Storage: Panasas ActiveStor Ultra ASU-100 storage enclosures x4 (16 ASU-100 storage nodes with dual 25GbE, 1.213PB raw capacity), ActiveStor Director ASD-200 enclosure (3 ASD-200 director nodes with dual 25GbE), PanFS 9.3.3.
Cornelis Networks Omni-Path 200 Gb/s 2×100 GbE Ethernet Gateway 100GWYE2G02: The data path through the gateway was limited to 100 Gbps to match the out of band Ethernet link speed. Only one Omni-Path adapter and one port of the Ethernet NIC were active for testing.
 Weather/Climate: WRF 18.104.22.168. The conus 2.5km benchmark was run with 1 MPI rank per core. The input file to WRF was modified to write output files every 5 timesteps instead of the default of 180 timesteps, with the entry in namelist.input: history interval = 5. The performance metric is average timesteps per second. Each file written by the master process is approximately 3.4GB in size.
 Life Sciences: NAMD 2.15a2. The NAMD molecular dynamics application was compiled using Charm 6.10.2. The STMV virus benchmark was run with increased IO by modifying stmv.namd as follows: restartfreq 10; restartsave yes. An example run command using the Charm communication library is: mpirun -genv FI_PROVIDER=psm2 -n 16 -ppn 4 -f hostfile ./namd2 +ppn 11 +pemap 2-23,26-47 +commap 0-1,24-25, +isomalloc_sync stmv.namd. An empirically determined optimized value of OMP_NUM_THREADS=12 was chosen.

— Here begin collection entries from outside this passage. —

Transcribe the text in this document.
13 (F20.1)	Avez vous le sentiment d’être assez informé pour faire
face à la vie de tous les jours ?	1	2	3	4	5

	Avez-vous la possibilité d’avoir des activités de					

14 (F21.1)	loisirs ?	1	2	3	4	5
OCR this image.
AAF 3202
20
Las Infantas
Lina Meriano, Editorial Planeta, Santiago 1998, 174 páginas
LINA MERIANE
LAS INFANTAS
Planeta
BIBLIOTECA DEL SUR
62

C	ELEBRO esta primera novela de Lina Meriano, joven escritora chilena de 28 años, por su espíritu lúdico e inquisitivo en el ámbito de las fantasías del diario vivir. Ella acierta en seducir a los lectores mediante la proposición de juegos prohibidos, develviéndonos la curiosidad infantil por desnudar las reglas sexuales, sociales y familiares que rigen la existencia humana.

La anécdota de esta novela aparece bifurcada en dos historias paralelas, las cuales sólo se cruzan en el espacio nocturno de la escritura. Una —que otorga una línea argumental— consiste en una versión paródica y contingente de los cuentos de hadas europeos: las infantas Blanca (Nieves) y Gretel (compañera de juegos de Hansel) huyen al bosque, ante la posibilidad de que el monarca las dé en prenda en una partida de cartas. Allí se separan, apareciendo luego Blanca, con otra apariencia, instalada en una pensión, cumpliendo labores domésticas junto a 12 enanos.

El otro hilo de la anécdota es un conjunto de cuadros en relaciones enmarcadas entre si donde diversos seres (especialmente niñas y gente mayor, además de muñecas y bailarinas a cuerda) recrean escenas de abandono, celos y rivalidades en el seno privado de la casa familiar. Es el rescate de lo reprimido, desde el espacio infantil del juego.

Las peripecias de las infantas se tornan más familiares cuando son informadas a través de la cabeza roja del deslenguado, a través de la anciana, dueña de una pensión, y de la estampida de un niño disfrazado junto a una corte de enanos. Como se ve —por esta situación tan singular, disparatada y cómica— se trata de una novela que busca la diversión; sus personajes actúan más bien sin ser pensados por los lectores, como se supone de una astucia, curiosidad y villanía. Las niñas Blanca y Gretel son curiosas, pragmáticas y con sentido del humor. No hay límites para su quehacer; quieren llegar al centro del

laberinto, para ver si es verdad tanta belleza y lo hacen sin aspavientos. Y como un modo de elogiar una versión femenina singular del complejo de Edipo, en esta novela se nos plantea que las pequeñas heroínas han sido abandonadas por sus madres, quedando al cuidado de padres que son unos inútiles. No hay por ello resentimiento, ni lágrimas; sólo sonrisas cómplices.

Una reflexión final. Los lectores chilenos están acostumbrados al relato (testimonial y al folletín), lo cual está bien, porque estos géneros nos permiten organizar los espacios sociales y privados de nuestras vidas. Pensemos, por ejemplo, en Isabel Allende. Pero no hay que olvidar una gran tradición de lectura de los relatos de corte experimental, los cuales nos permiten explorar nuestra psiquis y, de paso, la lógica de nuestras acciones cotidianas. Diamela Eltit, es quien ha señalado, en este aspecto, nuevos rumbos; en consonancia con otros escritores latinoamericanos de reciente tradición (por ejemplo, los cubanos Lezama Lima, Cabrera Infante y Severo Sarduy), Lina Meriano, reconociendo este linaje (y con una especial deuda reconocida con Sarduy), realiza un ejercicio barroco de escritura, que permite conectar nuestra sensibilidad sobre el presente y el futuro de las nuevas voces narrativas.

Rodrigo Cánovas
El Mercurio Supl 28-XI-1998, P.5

During the IO-heavy case, each file written is approximately 50MB per output step. https://www.ks.uiuc.edu/. NAMD was developed by the Theoretical and Computational Biophysics Group in the Beckman Institute for Advanced Science and Technology at the University of Illinois at Urbana-Champaign.
 This offering is not approved or endorsed by OpenCFD Limited, producer and distributor of the OpenFOAM software via www.openfoam.com, and owner of the OPENFOAM and OpenCFD trademarks. OPENFOAM is a registered trademark of OpenCFD Limited, producer and distributor of the OpenFOAM software. Manufacturing: OpenFOAM v 22.06. OpenFOAM was run using a 20M cell motorbike benchmark with a mesh size of 100x40x40 and using scotch decomposition, also with 1 MPI rank per core. To increase the rate of IO, ‘writeInterval’ in system/controlDict was set to 2 for the write case, and 50000 for the no-write case, meaning no IO was performed during the simulation. Each MPI rank/process reads from and writes to its own directory structure. Per write interval, approximately 2.1GB of files are written in aggregate.